Today I explored Shirley Moor via Moor Lane (OS grid ref: TQ9382432035). A thin post-heatwave mist dulled the early summer air on either side of the scything tarmac fringed with cow parsley, buttercups and the rising wands of false oat-grass. There were little clumps of trees dotted about: oak with an understorey of blackthorn, ivy and sallow, sheltering a myriad of noisy birds undeterred from their spring business by the coolness of the day.
At one point the ground rose as the lane ascended the small hill on which Glover Farm and Shirley Farm are situated. Once this was probably an island in the marshy water world of the Moor, like Red Hill and Chapel Bank to the south. A red-legged partridge ran across the road and, from a gateway, I could see over the green barley to the rolling fleeces, darker green, of the distant Heron Woods. It was so still there was no shaking of the barley by the wind.
Yellow remnants of oil-seed rape blossomed round the edges of fields. An old blue pickup vehicle full of men appeared and bumped slowly away down an unmade, arrow-straight farm road. After it had gone I moved on to New Bridge that carries Moor Lane across the Cradlebridge Sewer (the small streams that meander across the flat lands around Romney Marsh and the lower parts of the Wealden river systems are widely named ‘sewers’ though they are no more polluted than any other English river. The word is ultimately descended, via Norman French from Vulgar Latin exaquāria meaning simply a drain for carrying water off).
The views from this spot could hardly have been more variable. To the north the lane ran straight as an arrow towards my newly discovered ‘island’. Southward a curving screen of tall white willow above a band of lacy cow parsley followed the line of the lane which was of two-tone grey asphalt, darker in the centre where wheels did not run, verged by bright green grass – a five-banded landscape.
To the west were bare, flat fields ultimately broken by a line of dead and dying trees bordering a distant dyke.
To the east, in total contrast, was a magical composition of England in early summer. A swan, a haughty swan, rested on its reflection in the black and silver water of the Cradlebridge Sewer, just in front of a thick pollarded willow and between banks whitened by billowing stands of hemlock water-dropwort with, at one place, a cluster of the flowers of yellow flag caught in the sallow and reed.

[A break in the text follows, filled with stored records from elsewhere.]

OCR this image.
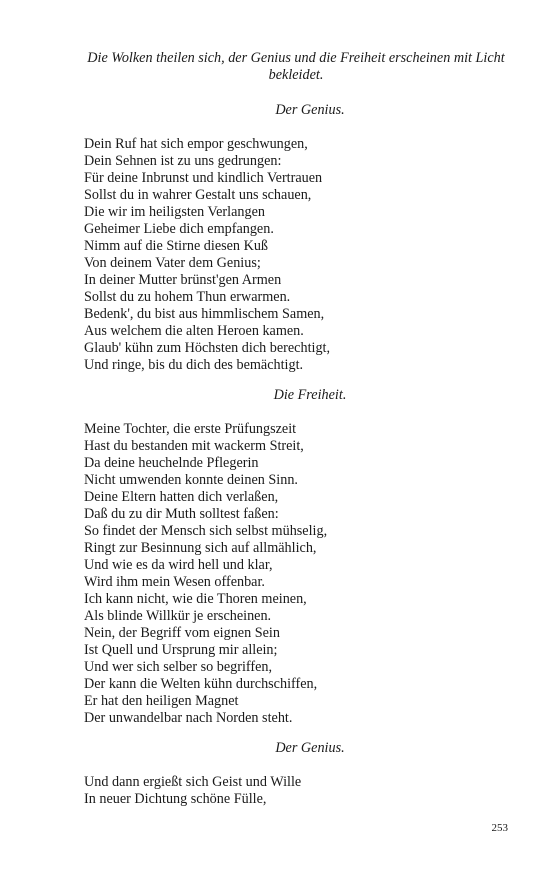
Die Wolken theilen sich, der Genius und die Freiheit erscheinen mit Licht bekleidet.

Der Genius.

Dein Ruf hat sich empor geschwungen,
Dein Sehnen ist zu uns gedrungen:
Für deine Inbrunst und kindlich Vertrauen
Sollst du in wahrer Gestalt uns schauen,
Die wir im heiligsten Verlangen
Geheimer Liebe dich empfangen.
Nimm auf die Stirne diesen Kuß
Von deinem Vater dem Genius;
In deiner Mutter brünst'gen Armen
Sollst du zu hohem Thun erwarmen.
Bedenk', du bist aus himmlischem Samen,
Aus welchem die alten Heroen kamen.
Glaub' kühn zum Höchsten dich berechtigt,
Und ringe, bis du dich des bemächtigt.

Die Freiheit.

Meine Tochter, die erste Prüfungszeit
Hast du bestanden mit wackerm Streit,
Da deine heuchelnde Pflegerin
Nicht umwenden konnte deinen Sinn.
Deine Eltern hatten dich verlaßen,
Daß du zu dir Muth solltest faßen:
So findet der Mensch sich selbst mühselig,
Ringt zur Besinnung sich auf allmählich,
Und wie es da wird hell und klar,
Wird ihm mein Wesen offenbar.
Ich kann nicht, wie die Thoren meinen,
Als blinde Willkür je erscheinen.
Nein, der Begriff vom eignen Sein
Ist Quell und Ursprung mir allein;
Und wer sich selber so begriffen,
Der kann die Welten kühn durchschiffen,
Er hat den heiligen Magnet
Der unwandelbar nach Norden steht.

Der Genius.

Und dann ergießt sich Geist und Wille
In neuer Dichtung schöne Fülle,

253
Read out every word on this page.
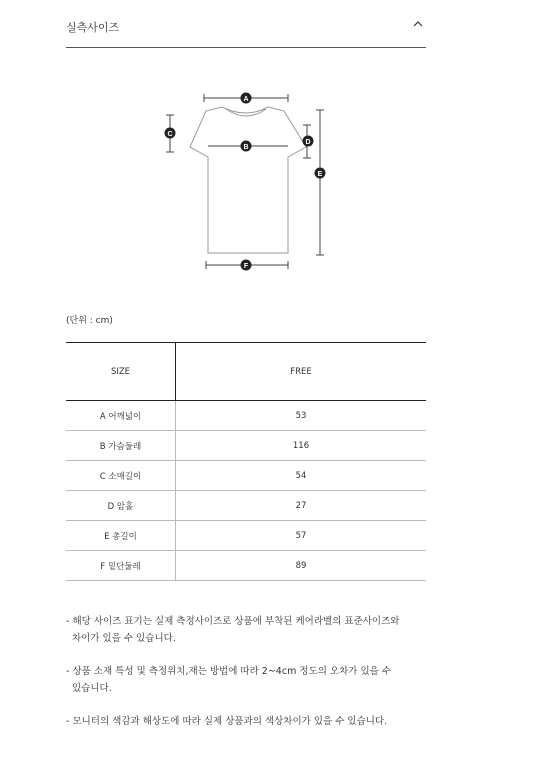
실측사이즈
A
B
C
D
E
F
(단위 : cm)
SIZE	FREE
A 어깨넓이	53
B 가슴둘레	116
C 소매길이	54
D 암홀	27
E 총길이	57
F 밑단둘레	89

- 해당 사이즈 표기는 실제 측정사이즈로 상품에 부착된 케어라벨의 표준사이즈와
차이가 있을 수 있습니다.

- 상품 소재 특성 및 측정위치,재는 방법에 따라 2~4cm 정도의 오차가 있을 수
있습니다.

- 모니터의 색감과 해상도에 따라 실제 상품과의 색상차이가 있을 수 있습니다.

The only sound was from the small birds in the bushes and the endless lark song embroidering the upper air; the only smell that of fading, falling hawthorn blossom, the small petals turning from white to pink when their work was done.
I found a feather here, of a partridge I think, beautifully and strikingly patterned with at least six shades of brown, the darkest making tiger stripes along the central rachis. I wished I had had a Tyrolean hat to put it in.
Somewhere towards the Isle of Oxney a cuckoo called.